TL;DR: Yes. The set of pure bipartite quantum states with Schmidt rank at least $r$ is open$^1$.
Let $S_{r}$ denote the set of all pure bipartite quantum states in $H_A\otimes H_B$ with Schmidt rank exactly $r$. Clearly, $H_A\otimes H_B=\bigcup_{i=1}^d S_i$ where $d=\min(\dim H_A, \dim H_B)$. For any $k\in\mathbb{N}$, define $S_{\leq k}=\bigcup_{i=1}^k S_i$ and $S_{\geq k}=\bigcup_{i=k}^d S_i$. I will show that all $S_{\leq k}$ are closed and all $S_{\geq k}$ are open.
Consider the map $s:H_A\otimes H_B\to\mathbb{R}^d$ which sends a pure bipartite quantum state to$^2$ the $d$-tuple of its Schmidt coefficients listed in decreasing order and padded$^3$ with zeros. Note that $s$ is continuous$^4$. Moreover, for any $k\in\mathbb{N}$ the set $\mathbb{R}^{(k)}=\mathbb{R}^k\times\{0\}^{d-k}$ is a closed subset of $\mathbb{R}^d$. But $S_{\leq k}=s^{-1}\big[\mathbb{R}^{(k)}\big]$. A continuous preimage of a closed set is itself closed, so $S_{\leq k}$ is closed. Therefore, its complement
$$
\big(S_{\leq k}\big)^c=H_A\otimes H_B\setminus S_{\leq k}=S_{\geq k+1}
$$
is open. Consequently, if $|\psi\rangle\in H_A\otimes H_B$ has Schmidt rank $r\geq 2$, then there is an $\epsilon>0$ such that every $|\phi\rangle$ with $\||\psi\rangle-|\phi\rangle\|<\epsilon$ has Schmidt rank at least $r$.

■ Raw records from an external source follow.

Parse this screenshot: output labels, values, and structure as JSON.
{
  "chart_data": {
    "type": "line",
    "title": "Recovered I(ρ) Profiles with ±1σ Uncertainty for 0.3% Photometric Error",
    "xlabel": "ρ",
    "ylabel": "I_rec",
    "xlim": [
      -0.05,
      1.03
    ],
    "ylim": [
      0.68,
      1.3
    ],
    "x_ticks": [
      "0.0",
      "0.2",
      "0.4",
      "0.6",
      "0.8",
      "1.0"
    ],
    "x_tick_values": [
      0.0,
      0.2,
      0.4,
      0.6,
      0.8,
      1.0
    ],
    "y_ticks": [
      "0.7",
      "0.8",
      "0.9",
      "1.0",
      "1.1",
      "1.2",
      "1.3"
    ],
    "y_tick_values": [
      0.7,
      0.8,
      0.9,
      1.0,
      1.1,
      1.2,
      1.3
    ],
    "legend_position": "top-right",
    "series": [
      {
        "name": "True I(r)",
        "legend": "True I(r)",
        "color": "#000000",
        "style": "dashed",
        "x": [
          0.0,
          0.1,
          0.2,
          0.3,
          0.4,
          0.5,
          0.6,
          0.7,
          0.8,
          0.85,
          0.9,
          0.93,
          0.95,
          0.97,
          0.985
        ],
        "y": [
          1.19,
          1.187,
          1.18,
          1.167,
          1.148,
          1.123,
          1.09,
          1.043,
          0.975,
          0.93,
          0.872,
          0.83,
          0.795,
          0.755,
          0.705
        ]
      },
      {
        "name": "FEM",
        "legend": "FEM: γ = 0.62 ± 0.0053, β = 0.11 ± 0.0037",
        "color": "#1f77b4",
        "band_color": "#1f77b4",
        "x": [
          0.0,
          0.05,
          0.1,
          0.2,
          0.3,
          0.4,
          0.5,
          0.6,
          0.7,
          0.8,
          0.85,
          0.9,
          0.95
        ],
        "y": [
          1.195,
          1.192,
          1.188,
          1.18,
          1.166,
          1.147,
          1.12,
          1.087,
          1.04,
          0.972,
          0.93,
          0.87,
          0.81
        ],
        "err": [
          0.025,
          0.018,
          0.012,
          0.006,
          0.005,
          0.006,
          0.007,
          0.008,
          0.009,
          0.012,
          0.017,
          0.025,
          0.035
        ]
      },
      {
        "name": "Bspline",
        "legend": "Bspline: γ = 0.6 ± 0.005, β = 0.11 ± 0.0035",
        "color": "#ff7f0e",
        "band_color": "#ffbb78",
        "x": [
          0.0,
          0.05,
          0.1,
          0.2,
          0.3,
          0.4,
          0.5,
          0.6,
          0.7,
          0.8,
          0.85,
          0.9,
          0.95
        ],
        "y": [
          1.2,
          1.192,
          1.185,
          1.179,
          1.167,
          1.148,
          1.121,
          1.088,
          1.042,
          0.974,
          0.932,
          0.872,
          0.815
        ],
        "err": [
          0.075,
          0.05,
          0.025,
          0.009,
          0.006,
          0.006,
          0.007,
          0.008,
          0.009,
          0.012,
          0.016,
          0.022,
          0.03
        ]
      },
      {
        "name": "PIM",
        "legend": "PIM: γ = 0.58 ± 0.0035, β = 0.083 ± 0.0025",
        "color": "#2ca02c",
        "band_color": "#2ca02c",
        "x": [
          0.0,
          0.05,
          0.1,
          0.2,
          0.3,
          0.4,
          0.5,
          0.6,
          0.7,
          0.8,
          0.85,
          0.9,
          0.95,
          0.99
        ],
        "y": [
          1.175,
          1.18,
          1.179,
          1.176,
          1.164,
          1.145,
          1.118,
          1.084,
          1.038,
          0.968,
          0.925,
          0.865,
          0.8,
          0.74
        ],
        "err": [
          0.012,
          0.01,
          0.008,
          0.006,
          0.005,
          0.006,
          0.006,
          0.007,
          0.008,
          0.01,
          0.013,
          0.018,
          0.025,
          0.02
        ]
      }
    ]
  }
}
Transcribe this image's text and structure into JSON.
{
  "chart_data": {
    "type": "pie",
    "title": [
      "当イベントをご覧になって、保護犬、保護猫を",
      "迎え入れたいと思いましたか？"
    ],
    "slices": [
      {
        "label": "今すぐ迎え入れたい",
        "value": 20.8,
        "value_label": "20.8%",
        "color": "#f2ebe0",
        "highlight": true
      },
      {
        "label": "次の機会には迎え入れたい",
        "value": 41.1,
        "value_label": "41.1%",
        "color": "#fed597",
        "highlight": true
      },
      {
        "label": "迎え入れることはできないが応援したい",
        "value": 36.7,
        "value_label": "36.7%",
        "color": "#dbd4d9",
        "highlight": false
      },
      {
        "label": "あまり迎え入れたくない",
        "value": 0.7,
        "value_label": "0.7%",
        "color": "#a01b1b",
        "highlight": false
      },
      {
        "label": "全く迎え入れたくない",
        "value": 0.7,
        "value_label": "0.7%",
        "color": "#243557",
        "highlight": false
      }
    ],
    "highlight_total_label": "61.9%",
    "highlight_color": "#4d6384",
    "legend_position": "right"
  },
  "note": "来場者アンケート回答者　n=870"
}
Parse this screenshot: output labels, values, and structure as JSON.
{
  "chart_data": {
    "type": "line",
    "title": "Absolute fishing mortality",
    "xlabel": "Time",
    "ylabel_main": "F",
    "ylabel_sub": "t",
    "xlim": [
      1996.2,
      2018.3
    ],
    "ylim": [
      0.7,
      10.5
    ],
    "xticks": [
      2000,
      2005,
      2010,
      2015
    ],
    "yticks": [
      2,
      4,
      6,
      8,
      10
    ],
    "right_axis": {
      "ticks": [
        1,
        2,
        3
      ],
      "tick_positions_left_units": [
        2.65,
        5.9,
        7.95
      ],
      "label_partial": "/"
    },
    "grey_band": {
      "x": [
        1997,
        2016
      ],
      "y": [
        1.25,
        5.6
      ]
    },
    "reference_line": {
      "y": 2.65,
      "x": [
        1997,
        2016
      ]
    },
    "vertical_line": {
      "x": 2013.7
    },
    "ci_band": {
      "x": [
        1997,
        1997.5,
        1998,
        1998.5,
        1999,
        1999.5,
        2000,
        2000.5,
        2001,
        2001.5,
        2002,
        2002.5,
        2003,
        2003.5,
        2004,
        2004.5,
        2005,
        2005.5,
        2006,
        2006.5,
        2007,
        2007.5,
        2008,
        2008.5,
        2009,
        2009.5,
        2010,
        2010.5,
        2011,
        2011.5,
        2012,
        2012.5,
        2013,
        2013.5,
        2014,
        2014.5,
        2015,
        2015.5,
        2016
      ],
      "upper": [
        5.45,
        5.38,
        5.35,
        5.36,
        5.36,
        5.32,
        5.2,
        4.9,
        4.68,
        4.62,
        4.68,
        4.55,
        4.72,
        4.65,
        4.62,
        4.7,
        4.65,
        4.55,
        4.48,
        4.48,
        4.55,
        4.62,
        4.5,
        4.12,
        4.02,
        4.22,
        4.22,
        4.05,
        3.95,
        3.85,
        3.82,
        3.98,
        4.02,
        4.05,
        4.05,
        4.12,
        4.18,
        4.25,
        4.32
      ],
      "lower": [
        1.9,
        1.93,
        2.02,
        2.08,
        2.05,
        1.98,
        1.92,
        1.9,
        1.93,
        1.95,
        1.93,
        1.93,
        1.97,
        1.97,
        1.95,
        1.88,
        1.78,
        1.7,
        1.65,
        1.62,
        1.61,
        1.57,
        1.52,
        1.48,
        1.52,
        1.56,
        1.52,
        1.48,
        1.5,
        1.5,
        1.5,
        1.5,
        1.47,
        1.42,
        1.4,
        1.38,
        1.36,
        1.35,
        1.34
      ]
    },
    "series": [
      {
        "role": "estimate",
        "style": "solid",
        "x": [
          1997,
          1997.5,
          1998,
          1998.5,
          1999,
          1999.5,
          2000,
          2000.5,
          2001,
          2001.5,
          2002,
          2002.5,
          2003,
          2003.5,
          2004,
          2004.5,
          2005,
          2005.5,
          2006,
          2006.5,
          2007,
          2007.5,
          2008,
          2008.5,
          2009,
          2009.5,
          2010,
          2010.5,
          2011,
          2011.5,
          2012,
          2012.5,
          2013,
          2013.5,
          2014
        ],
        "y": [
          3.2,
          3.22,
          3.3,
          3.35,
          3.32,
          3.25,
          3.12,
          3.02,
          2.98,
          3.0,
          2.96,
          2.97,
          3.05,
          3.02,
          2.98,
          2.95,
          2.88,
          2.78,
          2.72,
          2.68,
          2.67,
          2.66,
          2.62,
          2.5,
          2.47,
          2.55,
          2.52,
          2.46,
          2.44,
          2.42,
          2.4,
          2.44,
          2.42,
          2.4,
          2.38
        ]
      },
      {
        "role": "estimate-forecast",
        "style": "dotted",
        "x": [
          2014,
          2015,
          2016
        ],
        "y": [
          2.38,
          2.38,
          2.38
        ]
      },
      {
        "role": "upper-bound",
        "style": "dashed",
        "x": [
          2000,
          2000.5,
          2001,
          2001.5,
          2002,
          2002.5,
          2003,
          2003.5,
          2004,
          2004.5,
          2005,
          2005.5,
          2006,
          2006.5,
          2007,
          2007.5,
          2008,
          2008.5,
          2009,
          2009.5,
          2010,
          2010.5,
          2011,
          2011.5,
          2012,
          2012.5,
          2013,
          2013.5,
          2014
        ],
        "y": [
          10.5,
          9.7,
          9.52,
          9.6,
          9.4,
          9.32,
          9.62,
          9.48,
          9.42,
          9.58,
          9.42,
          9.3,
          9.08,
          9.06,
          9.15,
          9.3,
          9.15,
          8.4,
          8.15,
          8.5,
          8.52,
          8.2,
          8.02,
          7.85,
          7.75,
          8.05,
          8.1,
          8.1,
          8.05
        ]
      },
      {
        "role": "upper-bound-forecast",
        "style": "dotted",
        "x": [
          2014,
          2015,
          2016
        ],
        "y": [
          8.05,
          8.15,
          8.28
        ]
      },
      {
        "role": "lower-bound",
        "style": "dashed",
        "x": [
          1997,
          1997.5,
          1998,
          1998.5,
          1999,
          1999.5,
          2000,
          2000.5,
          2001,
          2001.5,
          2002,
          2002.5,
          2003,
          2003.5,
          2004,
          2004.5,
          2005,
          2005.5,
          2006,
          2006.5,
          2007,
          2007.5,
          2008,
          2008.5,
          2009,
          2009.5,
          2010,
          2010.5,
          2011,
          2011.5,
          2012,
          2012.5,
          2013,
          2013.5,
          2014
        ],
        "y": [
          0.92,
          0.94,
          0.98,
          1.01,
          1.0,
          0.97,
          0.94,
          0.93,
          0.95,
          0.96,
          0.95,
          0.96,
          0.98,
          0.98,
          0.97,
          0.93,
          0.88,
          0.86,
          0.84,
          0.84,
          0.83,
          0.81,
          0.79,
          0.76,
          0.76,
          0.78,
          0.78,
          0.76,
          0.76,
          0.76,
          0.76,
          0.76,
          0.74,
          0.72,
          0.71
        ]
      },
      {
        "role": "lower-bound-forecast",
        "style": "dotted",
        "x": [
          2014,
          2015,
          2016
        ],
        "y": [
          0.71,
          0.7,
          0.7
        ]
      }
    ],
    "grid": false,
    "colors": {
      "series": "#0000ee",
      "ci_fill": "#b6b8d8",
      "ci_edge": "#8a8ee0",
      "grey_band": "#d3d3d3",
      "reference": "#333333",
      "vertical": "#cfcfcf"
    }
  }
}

$^1$ In the usual topology induced by any of the norms equivalent to the operator norm.
$^2$ The image of $s$ is actually a subset of the unit sphere in $\mathbb{R}^d$.
$^3$ Padding is needed since Schmidt coefficients are positive real numbers by definition.
$^4$ The squares of the Schmidt coefficients are the eigenvalues of the reduced density matrix. Partial trace, eigenvalues and square root are continuous.